You see, I never got off my duff and used Karen Tyler's history album with the boys. I think anyone's first time through any of the Montessori sequences is overwhelming and you just can't or won't get to everything. History is something I felt I could easily let slide because things like calendars and telling time are also included in the elementary albums. As it stands, I'm not really embarrassed about my timing at all because I am perfectly hitting a sensitive period for this with the boys. December is a great month to start using a calendar for the first time because we can align the work with our Advent season countdown to Christmas. The first Great Lesson introduced the relationship between the Earth and the Sun. This has been a great time to expand on this with the idea that a "year" is the amount of time it takes the Earth to revolve around the Sun. The fraction work we've been doing really enhanced their understanding of dividing the year into twelfths (yeah, yeah, I know...not really a fraction because the months aren't all the same size). Kal-El has a December birthday so it is a great time to talk more about the Earth revolving around the Sun and have Kal-El do the birthday walk seven times around the Sun. That said, if your kid is in their last year of primary and you need something to do the History albums is a great choice ;)

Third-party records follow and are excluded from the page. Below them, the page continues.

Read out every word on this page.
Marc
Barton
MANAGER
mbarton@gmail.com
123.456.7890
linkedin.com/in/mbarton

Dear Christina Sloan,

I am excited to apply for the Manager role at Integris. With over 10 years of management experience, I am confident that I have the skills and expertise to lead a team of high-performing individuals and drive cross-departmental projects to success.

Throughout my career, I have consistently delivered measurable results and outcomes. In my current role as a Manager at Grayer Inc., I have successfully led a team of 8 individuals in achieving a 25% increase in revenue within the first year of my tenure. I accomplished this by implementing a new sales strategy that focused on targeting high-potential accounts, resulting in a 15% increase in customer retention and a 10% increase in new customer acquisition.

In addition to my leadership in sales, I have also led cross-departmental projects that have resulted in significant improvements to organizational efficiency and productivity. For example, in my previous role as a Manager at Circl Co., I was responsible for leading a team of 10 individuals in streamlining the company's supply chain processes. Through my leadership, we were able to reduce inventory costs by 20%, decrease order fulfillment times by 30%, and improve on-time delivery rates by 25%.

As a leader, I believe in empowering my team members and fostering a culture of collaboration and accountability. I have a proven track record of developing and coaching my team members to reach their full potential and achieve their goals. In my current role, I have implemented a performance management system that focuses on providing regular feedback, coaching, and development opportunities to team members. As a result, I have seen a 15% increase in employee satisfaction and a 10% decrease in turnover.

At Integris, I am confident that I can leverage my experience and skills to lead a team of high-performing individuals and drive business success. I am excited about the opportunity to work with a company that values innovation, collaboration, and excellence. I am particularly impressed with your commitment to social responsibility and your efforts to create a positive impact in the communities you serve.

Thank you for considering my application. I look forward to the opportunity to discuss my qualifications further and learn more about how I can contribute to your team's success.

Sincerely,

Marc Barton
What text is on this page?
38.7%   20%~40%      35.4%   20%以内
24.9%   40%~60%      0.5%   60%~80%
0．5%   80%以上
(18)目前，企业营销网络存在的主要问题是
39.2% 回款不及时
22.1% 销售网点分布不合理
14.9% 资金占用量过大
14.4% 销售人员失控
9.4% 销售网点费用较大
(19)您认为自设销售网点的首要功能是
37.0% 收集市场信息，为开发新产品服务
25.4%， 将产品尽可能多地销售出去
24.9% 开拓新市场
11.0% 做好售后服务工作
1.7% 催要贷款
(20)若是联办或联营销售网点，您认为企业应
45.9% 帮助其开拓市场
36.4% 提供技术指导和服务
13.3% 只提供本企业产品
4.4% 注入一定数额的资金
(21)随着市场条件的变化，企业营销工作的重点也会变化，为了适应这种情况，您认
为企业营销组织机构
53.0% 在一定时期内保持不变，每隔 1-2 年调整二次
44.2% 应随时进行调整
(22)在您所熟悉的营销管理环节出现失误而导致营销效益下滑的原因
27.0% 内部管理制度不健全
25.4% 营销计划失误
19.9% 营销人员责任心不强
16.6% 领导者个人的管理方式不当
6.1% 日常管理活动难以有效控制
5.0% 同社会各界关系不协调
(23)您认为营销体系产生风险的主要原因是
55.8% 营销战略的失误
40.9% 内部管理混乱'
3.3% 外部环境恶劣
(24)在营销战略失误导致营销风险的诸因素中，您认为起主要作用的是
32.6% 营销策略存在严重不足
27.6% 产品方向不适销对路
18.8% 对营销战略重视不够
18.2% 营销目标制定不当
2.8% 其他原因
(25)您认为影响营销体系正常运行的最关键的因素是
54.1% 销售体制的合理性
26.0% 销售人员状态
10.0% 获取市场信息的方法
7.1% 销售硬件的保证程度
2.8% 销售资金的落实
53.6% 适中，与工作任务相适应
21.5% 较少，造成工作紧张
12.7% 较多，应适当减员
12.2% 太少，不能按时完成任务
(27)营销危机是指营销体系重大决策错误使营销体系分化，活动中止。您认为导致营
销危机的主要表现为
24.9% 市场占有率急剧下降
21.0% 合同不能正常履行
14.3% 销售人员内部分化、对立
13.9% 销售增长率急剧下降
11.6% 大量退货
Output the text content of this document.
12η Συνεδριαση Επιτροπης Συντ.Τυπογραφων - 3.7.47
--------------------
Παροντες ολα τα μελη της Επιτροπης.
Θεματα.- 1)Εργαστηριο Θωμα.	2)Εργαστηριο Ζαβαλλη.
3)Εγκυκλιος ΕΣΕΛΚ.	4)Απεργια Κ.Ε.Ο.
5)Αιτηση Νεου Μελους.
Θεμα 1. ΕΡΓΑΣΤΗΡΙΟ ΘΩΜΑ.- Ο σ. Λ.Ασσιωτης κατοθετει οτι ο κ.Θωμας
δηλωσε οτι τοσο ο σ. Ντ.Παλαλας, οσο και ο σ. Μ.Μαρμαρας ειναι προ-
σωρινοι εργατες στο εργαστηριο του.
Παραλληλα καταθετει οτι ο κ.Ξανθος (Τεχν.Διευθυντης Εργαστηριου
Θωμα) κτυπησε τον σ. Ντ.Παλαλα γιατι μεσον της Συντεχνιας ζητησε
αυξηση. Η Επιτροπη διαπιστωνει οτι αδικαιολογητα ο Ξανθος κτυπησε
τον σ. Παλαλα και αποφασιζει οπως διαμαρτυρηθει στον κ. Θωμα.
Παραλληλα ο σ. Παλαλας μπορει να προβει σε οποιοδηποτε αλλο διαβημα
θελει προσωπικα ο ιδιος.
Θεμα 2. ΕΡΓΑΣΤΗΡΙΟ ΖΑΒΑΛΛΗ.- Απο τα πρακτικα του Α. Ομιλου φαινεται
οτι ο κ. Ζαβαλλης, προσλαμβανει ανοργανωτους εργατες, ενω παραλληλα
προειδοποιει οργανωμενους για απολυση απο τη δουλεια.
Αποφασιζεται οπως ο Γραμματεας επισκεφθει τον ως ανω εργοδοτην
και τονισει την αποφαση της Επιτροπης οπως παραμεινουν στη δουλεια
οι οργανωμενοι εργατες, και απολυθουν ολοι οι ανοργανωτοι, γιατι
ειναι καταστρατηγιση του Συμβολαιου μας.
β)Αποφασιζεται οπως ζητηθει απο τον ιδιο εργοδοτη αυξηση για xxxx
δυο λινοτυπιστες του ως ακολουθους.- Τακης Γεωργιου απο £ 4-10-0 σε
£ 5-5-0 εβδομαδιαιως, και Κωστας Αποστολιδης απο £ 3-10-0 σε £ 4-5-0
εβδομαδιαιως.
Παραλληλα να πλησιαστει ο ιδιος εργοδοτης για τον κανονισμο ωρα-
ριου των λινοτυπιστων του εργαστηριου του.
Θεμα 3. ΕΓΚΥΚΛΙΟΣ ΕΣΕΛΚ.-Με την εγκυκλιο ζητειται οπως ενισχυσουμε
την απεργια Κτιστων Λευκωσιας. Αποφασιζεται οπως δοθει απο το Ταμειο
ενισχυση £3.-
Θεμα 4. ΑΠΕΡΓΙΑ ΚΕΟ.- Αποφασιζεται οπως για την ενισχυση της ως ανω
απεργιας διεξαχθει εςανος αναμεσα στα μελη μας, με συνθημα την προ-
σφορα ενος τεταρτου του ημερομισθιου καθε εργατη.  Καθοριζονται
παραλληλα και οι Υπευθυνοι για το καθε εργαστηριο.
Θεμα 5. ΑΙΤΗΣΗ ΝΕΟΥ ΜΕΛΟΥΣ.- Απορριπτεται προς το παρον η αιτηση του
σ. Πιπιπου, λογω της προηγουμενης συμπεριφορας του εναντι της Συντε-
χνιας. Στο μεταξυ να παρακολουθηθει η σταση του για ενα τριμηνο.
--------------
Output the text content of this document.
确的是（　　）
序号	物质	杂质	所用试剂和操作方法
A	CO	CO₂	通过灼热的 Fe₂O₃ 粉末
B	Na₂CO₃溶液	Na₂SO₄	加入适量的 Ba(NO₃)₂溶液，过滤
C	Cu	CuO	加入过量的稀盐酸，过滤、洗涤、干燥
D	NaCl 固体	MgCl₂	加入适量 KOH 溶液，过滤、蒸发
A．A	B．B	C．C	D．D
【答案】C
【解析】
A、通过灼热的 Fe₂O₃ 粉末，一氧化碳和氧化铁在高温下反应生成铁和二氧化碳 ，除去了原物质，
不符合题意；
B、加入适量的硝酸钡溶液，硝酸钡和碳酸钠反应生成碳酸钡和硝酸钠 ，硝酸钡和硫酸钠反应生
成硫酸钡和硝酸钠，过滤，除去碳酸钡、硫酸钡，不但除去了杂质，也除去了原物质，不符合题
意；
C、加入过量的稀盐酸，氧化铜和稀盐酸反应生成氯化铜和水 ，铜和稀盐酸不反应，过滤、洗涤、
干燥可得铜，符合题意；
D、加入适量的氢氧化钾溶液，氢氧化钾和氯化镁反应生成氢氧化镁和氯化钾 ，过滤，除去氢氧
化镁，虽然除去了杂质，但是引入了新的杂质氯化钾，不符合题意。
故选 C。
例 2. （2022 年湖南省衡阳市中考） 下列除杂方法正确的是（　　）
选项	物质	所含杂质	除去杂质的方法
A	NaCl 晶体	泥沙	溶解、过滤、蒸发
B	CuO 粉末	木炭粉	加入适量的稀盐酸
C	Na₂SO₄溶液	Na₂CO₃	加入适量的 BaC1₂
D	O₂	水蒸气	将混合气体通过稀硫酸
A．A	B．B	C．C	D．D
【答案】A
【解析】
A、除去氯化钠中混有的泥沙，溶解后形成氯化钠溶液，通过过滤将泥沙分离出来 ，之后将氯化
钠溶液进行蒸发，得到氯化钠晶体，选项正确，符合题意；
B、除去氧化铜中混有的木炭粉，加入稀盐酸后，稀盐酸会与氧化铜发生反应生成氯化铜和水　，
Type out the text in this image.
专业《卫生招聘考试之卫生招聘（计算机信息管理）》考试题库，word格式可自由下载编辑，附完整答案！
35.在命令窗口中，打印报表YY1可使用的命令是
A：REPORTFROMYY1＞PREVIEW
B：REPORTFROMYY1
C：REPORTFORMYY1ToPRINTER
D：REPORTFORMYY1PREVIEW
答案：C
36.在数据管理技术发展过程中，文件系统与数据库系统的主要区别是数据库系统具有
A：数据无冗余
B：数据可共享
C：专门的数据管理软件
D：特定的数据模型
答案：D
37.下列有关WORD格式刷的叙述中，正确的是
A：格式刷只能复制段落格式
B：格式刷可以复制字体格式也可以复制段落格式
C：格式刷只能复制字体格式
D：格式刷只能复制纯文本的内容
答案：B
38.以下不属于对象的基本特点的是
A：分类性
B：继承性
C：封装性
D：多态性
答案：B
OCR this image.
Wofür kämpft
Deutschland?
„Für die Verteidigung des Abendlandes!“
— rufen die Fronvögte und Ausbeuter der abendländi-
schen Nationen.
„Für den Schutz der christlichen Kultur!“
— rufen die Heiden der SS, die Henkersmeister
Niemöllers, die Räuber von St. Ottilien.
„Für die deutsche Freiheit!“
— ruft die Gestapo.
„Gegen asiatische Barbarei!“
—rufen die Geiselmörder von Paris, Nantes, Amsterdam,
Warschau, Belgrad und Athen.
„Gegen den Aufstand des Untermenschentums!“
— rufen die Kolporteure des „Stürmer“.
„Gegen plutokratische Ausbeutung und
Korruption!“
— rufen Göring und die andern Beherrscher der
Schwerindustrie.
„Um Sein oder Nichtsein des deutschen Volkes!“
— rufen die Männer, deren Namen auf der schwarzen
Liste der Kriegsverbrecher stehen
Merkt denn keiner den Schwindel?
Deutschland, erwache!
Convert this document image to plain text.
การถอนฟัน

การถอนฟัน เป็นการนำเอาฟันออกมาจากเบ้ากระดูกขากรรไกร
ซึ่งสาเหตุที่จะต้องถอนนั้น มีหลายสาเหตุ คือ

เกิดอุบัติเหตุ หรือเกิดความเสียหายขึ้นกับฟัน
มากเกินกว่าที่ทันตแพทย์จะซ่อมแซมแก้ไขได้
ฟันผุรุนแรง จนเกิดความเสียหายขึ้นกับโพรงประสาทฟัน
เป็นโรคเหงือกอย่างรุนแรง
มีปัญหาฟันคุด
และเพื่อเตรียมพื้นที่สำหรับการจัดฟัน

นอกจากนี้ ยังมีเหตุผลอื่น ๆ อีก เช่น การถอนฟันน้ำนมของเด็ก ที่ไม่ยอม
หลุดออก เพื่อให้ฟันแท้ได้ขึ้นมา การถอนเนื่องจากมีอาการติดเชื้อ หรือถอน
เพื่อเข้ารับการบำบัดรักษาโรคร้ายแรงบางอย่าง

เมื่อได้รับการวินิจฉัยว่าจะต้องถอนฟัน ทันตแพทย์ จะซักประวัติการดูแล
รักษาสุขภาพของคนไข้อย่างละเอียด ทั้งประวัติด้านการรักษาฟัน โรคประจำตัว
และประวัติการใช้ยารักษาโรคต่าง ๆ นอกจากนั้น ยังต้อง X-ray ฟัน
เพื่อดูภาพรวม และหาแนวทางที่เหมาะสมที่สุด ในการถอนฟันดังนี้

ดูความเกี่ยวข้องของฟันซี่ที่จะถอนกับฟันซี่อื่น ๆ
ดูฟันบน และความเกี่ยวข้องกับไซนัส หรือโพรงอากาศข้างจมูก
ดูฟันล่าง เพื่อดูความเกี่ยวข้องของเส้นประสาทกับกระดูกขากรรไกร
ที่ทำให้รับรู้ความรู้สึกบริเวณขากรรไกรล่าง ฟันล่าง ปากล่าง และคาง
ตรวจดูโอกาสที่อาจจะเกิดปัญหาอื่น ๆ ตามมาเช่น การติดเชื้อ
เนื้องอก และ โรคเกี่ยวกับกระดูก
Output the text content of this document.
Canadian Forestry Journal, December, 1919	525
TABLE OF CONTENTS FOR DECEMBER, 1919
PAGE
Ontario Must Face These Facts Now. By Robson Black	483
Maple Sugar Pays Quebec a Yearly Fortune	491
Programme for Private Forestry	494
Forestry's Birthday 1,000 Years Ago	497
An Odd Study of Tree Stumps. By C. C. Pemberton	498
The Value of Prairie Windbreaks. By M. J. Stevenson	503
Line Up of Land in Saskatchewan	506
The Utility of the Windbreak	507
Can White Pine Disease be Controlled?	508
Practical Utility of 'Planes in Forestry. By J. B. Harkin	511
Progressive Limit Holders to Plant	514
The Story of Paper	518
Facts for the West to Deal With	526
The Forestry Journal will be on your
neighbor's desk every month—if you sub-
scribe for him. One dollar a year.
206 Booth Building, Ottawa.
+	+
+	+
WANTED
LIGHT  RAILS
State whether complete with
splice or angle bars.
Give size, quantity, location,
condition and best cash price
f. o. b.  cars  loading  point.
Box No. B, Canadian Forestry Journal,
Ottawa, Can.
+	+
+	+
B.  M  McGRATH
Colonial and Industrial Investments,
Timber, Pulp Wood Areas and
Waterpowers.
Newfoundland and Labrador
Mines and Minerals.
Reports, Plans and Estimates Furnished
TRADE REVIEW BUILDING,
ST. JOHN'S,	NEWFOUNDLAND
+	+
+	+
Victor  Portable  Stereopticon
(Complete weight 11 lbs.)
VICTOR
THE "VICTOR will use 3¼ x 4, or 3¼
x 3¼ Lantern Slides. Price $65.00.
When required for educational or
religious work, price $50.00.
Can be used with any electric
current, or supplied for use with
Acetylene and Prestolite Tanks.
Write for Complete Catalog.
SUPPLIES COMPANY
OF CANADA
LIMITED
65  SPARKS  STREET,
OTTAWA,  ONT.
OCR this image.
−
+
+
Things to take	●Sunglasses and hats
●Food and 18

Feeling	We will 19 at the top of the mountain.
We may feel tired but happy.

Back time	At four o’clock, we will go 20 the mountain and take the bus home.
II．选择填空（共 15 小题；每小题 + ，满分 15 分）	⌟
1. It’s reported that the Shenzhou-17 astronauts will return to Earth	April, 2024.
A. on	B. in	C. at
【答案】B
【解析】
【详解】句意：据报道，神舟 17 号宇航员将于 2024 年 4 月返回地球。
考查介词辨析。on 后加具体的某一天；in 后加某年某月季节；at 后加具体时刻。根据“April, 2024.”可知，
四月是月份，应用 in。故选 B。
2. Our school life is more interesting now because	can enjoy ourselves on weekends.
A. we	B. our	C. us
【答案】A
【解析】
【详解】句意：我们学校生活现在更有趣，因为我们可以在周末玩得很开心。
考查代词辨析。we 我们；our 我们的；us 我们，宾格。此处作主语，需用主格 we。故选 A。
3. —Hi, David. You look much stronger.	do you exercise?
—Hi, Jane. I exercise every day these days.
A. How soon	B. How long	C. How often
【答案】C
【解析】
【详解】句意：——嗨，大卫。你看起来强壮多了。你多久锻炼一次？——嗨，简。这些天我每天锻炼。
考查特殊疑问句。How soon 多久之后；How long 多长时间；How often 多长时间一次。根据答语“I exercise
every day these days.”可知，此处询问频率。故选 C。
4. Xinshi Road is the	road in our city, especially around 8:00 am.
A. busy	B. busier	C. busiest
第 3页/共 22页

So, we have been burning through Karen's history album like it's going out of style! We are about halfway done! Here are some glimpses of what we've been doing:
We started with a "History" tray loaded with a kitchen timer, hourglass, Great-Grandpa's watch, stopwatch, and a calendar.
Great-Grandpa's watch was Me Too's favorite!
The boys have counted tree rings.
Me Too is tracking time with a bean jar. Kal-El is notching a stick (not pictured). I keep planning to record time while we are popping corn, but never seem to have the energy in the afternoon. I also want to record time while we grow a seed, but that takes actual preparation and forethought...both of which are lacking around here lately.
In the meantime, we have done a lot of activities in which we just "observed time passing." We played the "Statue Game."
Hey! We didn't get new carpet, we're just in the family room instead of the school room!
The boys experienced the idea that time goes by whether we are moving or standing still.
We were silent as we watched a minute pass on the stopwatch.
We were silent as we watched a minute pass on the clock.
They learned that a year is the amount of time that it takes the Earth to revolve around the Sun and that those 365 days are divided into 12 months. I taught them a "Months of the Year" song (To the Tune of Michael Finnegan). Okay, FIRST I taught them the song Michael Finnegan. THEN I taught them the "Months of the Year" to the tune of Michael Finnegan. I have a pet peeve about stealing a tune and teaching it with educational or "funny" lyrics if the kids don't know the real lyrics first. I get upset when kids don't know the words to "Take Me Out to the Ballgame" but DO know "Take Me Out of the Bathtub." But anyway, I digress...
Me Too worked with some three-part cards for the four seasons:
The boys already knew the days of the week thanks to, well, being human beings "doing things" every day for five-seven years :) They also knew a days of the week song thanks to their Leap Frog Fridge DJ. So, instead of the usually point of interest we used the days of the week cards to look at the calendar and talk about whether Sunday is the FIRST day of the week or the LAST day of the week. We are LAST day of the week people around here, but that doesn't stop the calendar companies. The Leap Frog song starts the days of the week with Monday (perfect) but just for fun I taught them a second song that starts the days of the week with Sunday. Fortunately they are already familiar with the song from the Adam's Family so I didn't have any ethical issues changing the words.
Speaking of the Adam's Family, the boys don't watch it. They learned the song listening to Pandora Radio at Halloween time. However if you are a homeschooling parent, particularly a Montessorian or unschooler, you will really get a kick out of watching the very first episode of the Adam's family. The kids are homeschooled and the truant officer shows up to find out why they aren't in school. He is given a tour of the super-advanced interest-driven projects the kids are doing. Mr. Adam's attitude is spot-on and he really cracks me up...especially the line "Why have children just to get rid of them!" However Mrs. Adams decidse to send them to school for socialization where they are taught a bunch of dribble and the Adams' family is horrified by the violence in the schools (Grimm's fairytales). Fun times!